The two groups had vowed to take that step at U.S. District Court in Eugene last week after the U.S. Forest Service issued a revised permit for the $24 million pipeline replacement project.
Last year, a federal judge blocked work on the project, just as it was set to begin. The city turned back to the Forest Service for a revised special use permit that capped the amount of water the city could take. But foes say the changes are far from enough to head off future water withdrawal increases and degraded habitat along the creek.
In response to the move, city spokesman Justin Finestone said: "The Forest Service went through an extensive, thorough review process and approved the permit for our Bridge Creek pipeline project. It includes a limit to the amount of water the city can use, in addition to stringent environmental monitoring requirements."
"We just received a copy of the complaint and are reviewing it now, but we are confident that the Forest Service process met all legal requirements of the environmental review process," Finestone added.
Paul Dewey, LandWatch executive director, said they expect to file a motion for a temporary restraining order and preliminary injunction next week.
Here's the rest of the opponents' news release:
Replacing a century-old pipeline "could double the city’s current use of 2 billion gallons of Tumalo Creek water per year to over 4 billion gallons," the group said in its announcement.
Last year, the groups said a judge found the project "will degrade water quality, diminish aesthetic values and harm fish and wildlife in and around the project area."
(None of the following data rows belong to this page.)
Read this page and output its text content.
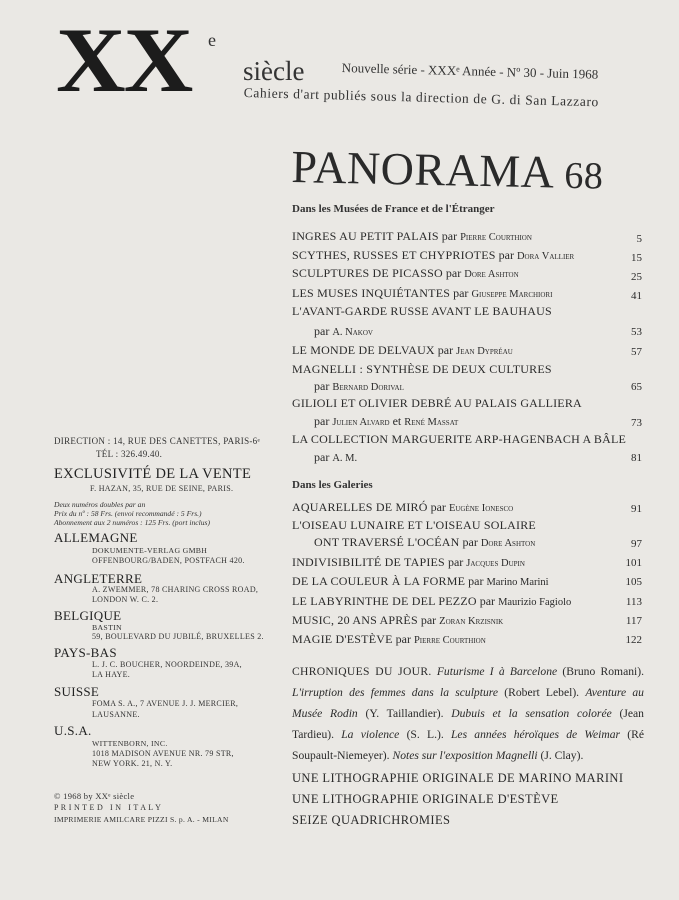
XX e
siècle	Nouvelle série - XXXᵉ Année - Nº 30 - Juin 1968
Cahiers d'art publiés sous la direction de G. di San Lazzaro
PANORAMA 68
Dans les Musées de France et de l'Étranger
INGRES AU PETIT PALAIS par Pierre Courthion	5
SCYTHES, RUSSES ET CHYPRIOTES par Dora Vallier	15
SCULPTURES DE PICASSO par Dore Ashton	25
LES MUSES INQUIÉTANTES par Giuseppe Marchiori	41
L'AVANT-GARDE RUSSE AVANT LE BAUHAUS
par A. Nakov	53
LE MONDE DE DELVAUX par Jean Dypréau	57
MAGNELLI : SYNTHÈSE DE DEUX CULTURES
par Bernard Dorival	65
GILIOLI ET OLIVIER DEBRÉ AU PALAIS GALLIERA
par Julien Alvard et René Massat	73
LA COLLECTION MARGUERITE ARP-HAGENBACH A BÂLE
par A. M.	81
Dans les Galeries
AQUARELLES DE MIRÓ par Eugène Ionesco	91
L'OISEAU LUNAIRE ET L'OISEAU SOLAIRE
ONT TRAVERSÉ L'OCÉAN par Dore Ashton	97
INDIVISIBILITÉ DE TAPIES par Jacques Dupin	101
DE LA COULEUR À LA FORME par Marino Marini	105
LE LABYRINTHE DE DEL PEZZO par Maurizio Fagiolo	113
MUSIC, 20 ANS APRÈS par Zoran Krzisnik	117
MAGIE D'ESTÈVE par Pierre Courthion	122
CHRONIQUES DU JOUR. Futurisme I à Barcelone (Bruno Romani). L'irruption des femmes dans la sculpture (Robert Lebel). Aventure au Musée Rodin (Y. Taillandier). Dubuis et la sensation colorée (Jean Tardieu). La violence (S. L.). Les années héroïques de Weimar (Ré Soupault-Niemeyer). Notes sur l'exposition Magnelli (J. Clay).
UNE LITHOGRAPHIE ORIGINALE DE MARINO MARINI
UNE LITHOGRAPHIE ORIGINALE D'ESTÈVE
SEIZE QUADRICHROMIES
DIRECTION : 14, RUE DES CANETTES, PARIS-6ᵉ
TÉL : 326.49.40.
EXCLUSIVITÉ DE LA VENTE
F. HAZAN, 35, RUE DE SEINE, PARIS.
Deux numéros doubles par an
Prix du nº : 58 Frs. (envoi recommandé : 5 Frs.)
Abonnement aux 2 numéros : 125 Frs. (port inclus)
ALLEMAGNE
DOKUMENTE-VERLAG GMBH
OFFENBOURG/BADEN, POSTFACH 420.
ANGLETERRE
A. ZWEMMER, 78 CHARING CROSS ROAD,
LONDON W. C. 2.
BELGIQUE
BASTIN
59, BOULEVARD DU JUBILÉ, BRUXELLES 2.
PAYS-BAS
L. J. C. BOUCHER, NOORDEINDE, 39A,
LA HAYE.
SUISSE
FOMA S. A., 7 AVENUE J. J. MERCIER,
LAUSANNE.
U.S.A.
WITTENBORN, INC.
1018 MADISON AVENUE NR. 79 STR,
NEW YORK. 21, N. Y.
© 1968 by XXᵉ siècle
P R I N T E D   I N   I T A L Y
IMPRIMERIE AMILCARE PIZZI S. p. A. - MILAN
The city has proposed to temporarily limit its diversion in what the critics alleged is "a transparent attempt to try to limit the Environmental Analysis prepared by the Forest Service."
Local fisherman and LandWatch board member Mike Tripp said, “The revised analysis varies little from last year’s EA that the court rejected. The city has failed to address the issues cited by the court regarding changing climatic conditions, substantive protections for fish, further degradation of critical cold water temperatures and gaps in the scientific analysis.
"Tumalo Creek is a special place, and this project threatens to degrade water quality and fish habitat for many of the same reasons we identified last go round.”
LandWatch Executive Director Paul Dewey contends that the city “wrongly assumes that (it) can take whatever it wants from the stream and that it does not have to determine, let alone maintain, minimum water flows in Tumalo Creek for native trout.”
“Tumalo Creek is in bad shape,” said Dewey. “The creek suffers from low flows and high temperatures. Current temperatures violate state and federal water quality standards, and this project will build a larger capacity pipeline that will only further degrade the system.”
The Forest Service repeatedly states that the project will benefit Tumalo Creek by leaving more water in the upper creek when the demand is lower than 18.2 cubic feet per second (cfs).
“However, that claim is an empty one,” said Dewey, “because the city’s demand for water is predicted to become 18.2 cfs virtually all the time and it is likely to go up from there.”
"Even if it were relevant, the city and the Forest Service have used the same old, stale data that the court rejected last time, instead of current data that show a warming climate and lower steam flows. The Forest Service has on ongoing obligation to adjust or eliminate its permit if aquatic resources are suffering.”
Beginning in 2011, a campaign to stop the proposed project, known as Stop The Drain, fought to keep water in Tumalo Creek and saving millions of taxpayer dollars in the process.
Former Mayor Allan Bruckner claims significant economic consequences to the Surface Water Improvement Project (SWIP) are being foisted onto the city’s ratepayers.
“That’s why seven former mayors, Republicans and Democrats, and developers and conservationists alike joined forces to oppose SWIP. The city continues to throw good money after bad,” said Bruckner.
Mike Groat, a former treasurer of Deschutes County Republicans, said,, “The city’s proposed pipe project is unnecessary and a waste of millions of dollars. It is bad for taxpayers, bad for business, and bad for our community."
“In short,” said Groat, “SWIP is bad for Bend. It’s time for the city to give up on this profligate pipe dream.”
Bend resident Rebecca Snead said, “Like so many others, I moved to Bend with my family because we love the Central Oregon lifestyle. We have amazing outdoor recreation opportunities in areas ranging from mountains to desert.
"Part of living here is appreciating the arid landscape we live in and acting accordingly. Leaving water in the creek is essential to a healthy environment for fish and for people.”
“It’s simple,” said Moey Newbold, a life-long Bend resident who ran last year’s Stop The Drain campaign. “SWIP was a bad idea a year ago. It is still a bad idea today.”